We crossed the river to the Île de la Cité, to visit Sainte Chapelle. Maybe because it's much smaller than a cathedral and therefore more intimate, it makes a bigger impression. And all done without electricity. I got caught by a guard and told I shouldn't hold my (little rubber-footed) tripod against the stone doorway, but think I had counted up to 24 already. I tried to explain it was a pinhole camera, but that wasn't the point. (A tourist in a business suit with a digital SLR had a fully extended tripod in the middle of the crowd.) The exposure then was probably about 40 seconds and I'm amazed it recorded people holding up their phones to take pictures.


We managed to sit in the few chairs available for awhile and I tried to support the tripod on my leg.


We still had several metro tickets so we went over to the Eiffel Tower and walked across the river for the iconic view from the Trocadero.


A little more documentary version.


The next day it was out to DeGaulle to begin the voyage home. We arrived three hours early as recommended by everyone, and found that Aer Lingus doesn't open flight check-in until two hours before the scheduled departure. Everything went OK though and the trip back went without incident.

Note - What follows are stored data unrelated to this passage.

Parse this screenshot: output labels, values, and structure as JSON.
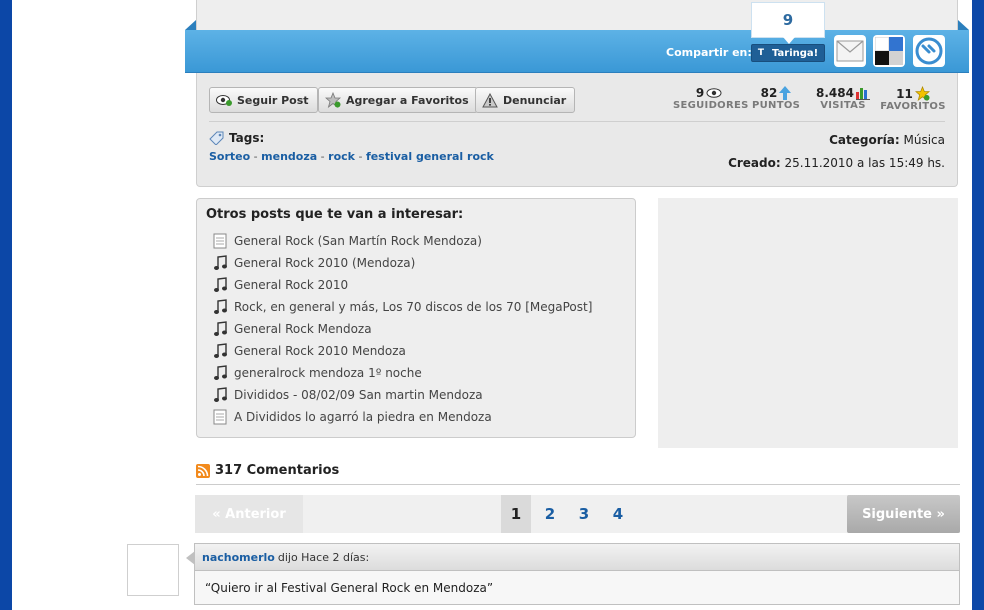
{
  "share": {
    "count": "9",
    "label": "Compartir en:",
    "taringa_button": "Taringa!",
    "taringa_icon_letter": "T"
  },
  "actions": {
    "follow": "Seguir Post",
    "favorite": "Agregar a Favoritos",
    "report": "Denunciar"
  },
  "stats": {
    "followers": {
      "value": "9",
      "label": "SEGUIDORES"
    },
    "points": {
      "value": "82",
      "label": "PUNTOS"
    },
    "visits": {
      "value": "8.484",
      "label": "VISITAS"
    },
    "favorites": {
      "value": "11",
      "label": "FAVORITOS"
    }
  },
  "tags": {
    "title": "Tags:",
    "items": [
      "Sorteo",
      "mendoza",
      "rock",
      "festival general rock"
    ],
    "separator": " - "
  },
  "meta": {
    "category_label": "Categoría:",
    "category_value": "Música",
    "created_label": "Creado:",
    "created_value": "25.11.2010 a las 15:49 hs."
  },
  "related": {
    "title": "Otros posts que te van a interesar:",
    "items": [
      {
        "label": "General Rock (San Martín Rock Mendoza)",
        "icon": "document-icon"
      },
      {
        "label": "General Rock 2010 (Mendoza)",
        "icon": "music-note-icon"
      },
      {
        "label": "General Rock 2010",
        "icon": "music-note-icon"
      },
      {
        "label": "Rock, en general y más, Los 70 discos de los 70 [MegaPost]",
        "icon": "music-note-icon"
      },
      {
        "label": "General Rock Mendoza",
        "icon": "music-note-icon"
      },
      {
        "label": "General Rock 2010 Mendoza",
        "icon": "music-note-icon"
      },
      {
        "label": "generalrock mendoza 1º noche",
        "icon": "music-note-icon"
      },
      {
        "label": "Divididos - 08/02/09 San martin Mendoza",
        "icon": "music-note-icon"
      },
      {
        "label": "A Divididos lo agarró la piedra en Mendoza",
        "icon": "document-icon"
      }
    ]
  },
  "comments": {
    "title": "317 Comentarios",
    "pager": {
      "prev": "« Anterior",
      "pages": [
        "1",
        "2",
        "3",
        "4"
      ],
      "current": "1",
      "next": "Siguiente »"
    },
    "first": {
      "user": "nachomerlo",
      "meta": "dijo Hace 2 días:",
      "text": "“Quiero ir al Festival General Rock en Mendoza”"
    }
  },
  "colors": {
    "frame": "#0c47a7",
    "share_bar": "#3a98d6",
    "link": "#1a5ea3"
  }
}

I'll conclude the 35mm portion of our program with an exposure the morning after we got home. As great as it is to travel and visit palaces, gardens and great artworks, it is nice to return home to our own small palace.




It turns out the sunbeams are much the same at Mosquito Hill as they are in palatial gardens.




All with The Populist. .15mm pinhole 24mm from 24x36mm frame - with the Promaster folding pocket tripod. - Later edit: Oops. Those last two are with the new Manfrotto tripod.